Débit modéré et parfois lent, regard fixe semblant chercher la réponse à la question posée, explications fournies avec concision voire avec parcimonie de temps en temps, les différentes sorties d’Ibrahima Fall dans plusieurs médias du pays cette fin de semaine ont fini de donner une idée précise aux Sénégalais sur le nouveau candidat déclaré aux prochaines joutes présidentielles. Un coup médiatique réussi!
Un concurrent sérieux qui risque de créer la surprise au soir du 26 février de l’an prochain, car l’homme semble incarner la sagesse, le sérieux, l’expérience et le charisme. Des qualités humaines nécessaires à un « présidentiable» et qui font hélas sensiblement défaut à la plupart des prétendants au fauteuil présidentiel.

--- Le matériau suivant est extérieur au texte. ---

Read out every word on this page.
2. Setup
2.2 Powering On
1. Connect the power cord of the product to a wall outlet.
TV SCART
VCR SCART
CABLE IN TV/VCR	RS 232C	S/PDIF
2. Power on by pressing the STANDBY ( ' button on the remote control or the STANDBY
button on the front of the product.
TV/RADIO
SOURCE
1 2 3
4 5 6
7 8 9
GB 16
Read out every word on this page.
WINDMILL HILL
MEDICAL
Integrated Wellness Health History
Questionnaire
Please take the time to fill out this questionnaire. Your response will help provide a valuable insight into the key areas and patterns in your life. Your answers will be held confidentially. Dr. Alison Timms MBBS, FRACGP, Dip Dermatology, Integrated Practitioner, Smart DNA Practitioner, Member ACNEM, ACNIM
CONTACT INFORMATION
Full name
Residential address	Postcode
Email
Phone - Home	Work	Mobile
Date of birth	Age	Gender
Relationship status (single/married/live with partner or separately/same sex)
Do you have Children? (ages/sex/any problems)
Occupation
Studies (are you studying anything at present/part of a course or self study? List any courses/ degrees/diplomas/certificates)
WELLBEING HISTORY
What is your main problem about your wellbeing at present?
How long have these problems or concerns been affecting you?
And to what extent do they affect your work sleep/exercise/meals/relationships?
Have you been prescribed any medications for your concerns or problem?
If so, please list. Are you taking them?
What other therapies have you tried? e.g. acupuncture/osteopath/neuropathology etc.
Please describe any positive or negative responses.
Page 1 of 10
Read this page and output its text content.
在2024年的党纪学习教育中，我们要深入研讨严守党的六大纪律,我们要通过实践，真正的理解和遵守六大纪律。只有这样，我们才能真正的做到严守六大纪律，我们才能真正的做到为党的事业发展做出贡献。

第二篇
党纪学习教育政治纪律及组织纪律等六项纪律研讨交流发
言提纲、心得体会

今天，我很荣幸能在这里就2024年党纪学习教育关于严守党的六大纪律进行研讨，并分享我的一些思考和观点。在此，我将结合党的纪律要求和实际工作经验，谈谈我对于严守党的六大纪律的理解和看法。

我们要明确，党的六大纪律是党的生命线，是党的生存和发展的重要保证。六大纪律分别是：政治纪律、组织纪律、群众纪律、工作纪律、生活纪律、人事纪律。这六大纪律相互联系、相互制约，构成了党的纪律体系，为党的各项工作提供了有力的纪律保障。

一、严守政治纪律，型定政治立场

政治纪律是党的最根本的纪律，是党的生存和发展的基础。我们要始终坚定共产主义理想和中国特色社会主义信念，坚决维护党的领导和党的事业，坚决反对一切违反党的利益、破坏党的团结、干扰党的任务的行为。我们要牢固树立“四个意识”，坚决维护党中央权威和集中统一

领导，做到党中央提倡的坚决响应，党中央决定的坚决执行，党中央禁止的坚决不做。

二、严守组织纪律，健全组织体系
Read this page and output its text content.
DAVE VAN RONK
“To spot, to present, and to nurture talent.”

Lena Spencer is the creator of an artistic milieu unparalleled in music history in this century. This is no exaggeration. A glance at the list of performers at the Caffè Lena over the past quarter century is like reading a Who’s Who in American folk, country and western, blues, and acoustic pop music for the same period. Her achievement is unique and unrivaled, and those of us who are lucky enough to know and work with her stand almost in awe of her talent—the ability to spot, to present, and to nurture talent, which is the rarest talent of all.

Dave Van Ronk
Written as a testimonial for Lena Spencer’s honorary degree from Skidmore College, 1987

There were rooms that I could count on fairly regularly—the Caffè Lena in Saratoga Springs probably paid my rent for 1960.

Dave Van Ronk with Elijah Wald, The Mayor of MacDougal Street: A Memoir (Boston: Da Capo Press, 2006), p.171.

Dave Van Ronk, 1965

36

Un verbe tranchant et laconique qui s’oppose aux élucubrations pompeuses et rhétoriques qu’une bonne frange de la classe politique nous a habitués. De plus, contrairement à de nombreux chefs de parti dont la création de leur formation politique est grandement tributaire d’une certaine frustration personnelle à la suite de conflits supposés ou réels avec le président en exercice, Ibrahima Fall, lui, s’est fait désirer depuis longtemps. Il tombe à pic comme qui dirait et partant, pourrait être le choix des indécis qui, il faut le dire, constituent une composante non négligeable de l’électorat. Mieux, il grignotera à coup sûr dans les rangs de l’opposition traditionnelle comme dans ceux du parti au pouvoir.
À sa charge, un reproche qui revient comme une ritournelle : son long mutisme sur la situation du pays et son indifférence sur la gestion calamiteuse des libéraux. Où était-il lorsque les Sénégalais pataugeaient dans les eaux boueuses des inondations? Pourquoi n’avait-il pas réagi lorsque ses compatriotes se perdaient- le supplice continue- dans les abysses de l’obscurité? Bref, pourquoi n’a-t-il pas gouté au plat si fade de la souffrance des Sénégalais?
« L’obligation de réserve à laquelle sont tenus les fonctionnaires internationaux», nous rétorque-t-il en substance.
Une réponse qui ne semble pas satisfaire ses détracteurs.
Une tâche noire dans son profil prestigieux et quasiment immaculé, et avec laquelle il devra trainer comme une petite cicatrice nichée au milieu d’un front .
Lui-même et sa cellule de communication devront convaincre les plus sceptiques de l’impertinence d’une telle critique. Nous prouver en quelque sorte qu’Ibrahima Fall n’est mû que par l’ «intérêt supérieur» de la nation.
Dans tous les cas, sa candidature jette un pavé dans la marre politique et impose une nouvelle redistribution des cartes. Pour le moment, l’homme au discours policé semble s’éloigner des attaques personnelles et des querelles de bas étage. Cependant, il devra s’attendre à voir ses adversaires politiques se dresser sur son chemin. Certains, pour conserver leurs privilèges ou obtenir le pouvoir tant convoité seront prêts à toutes les bassesses.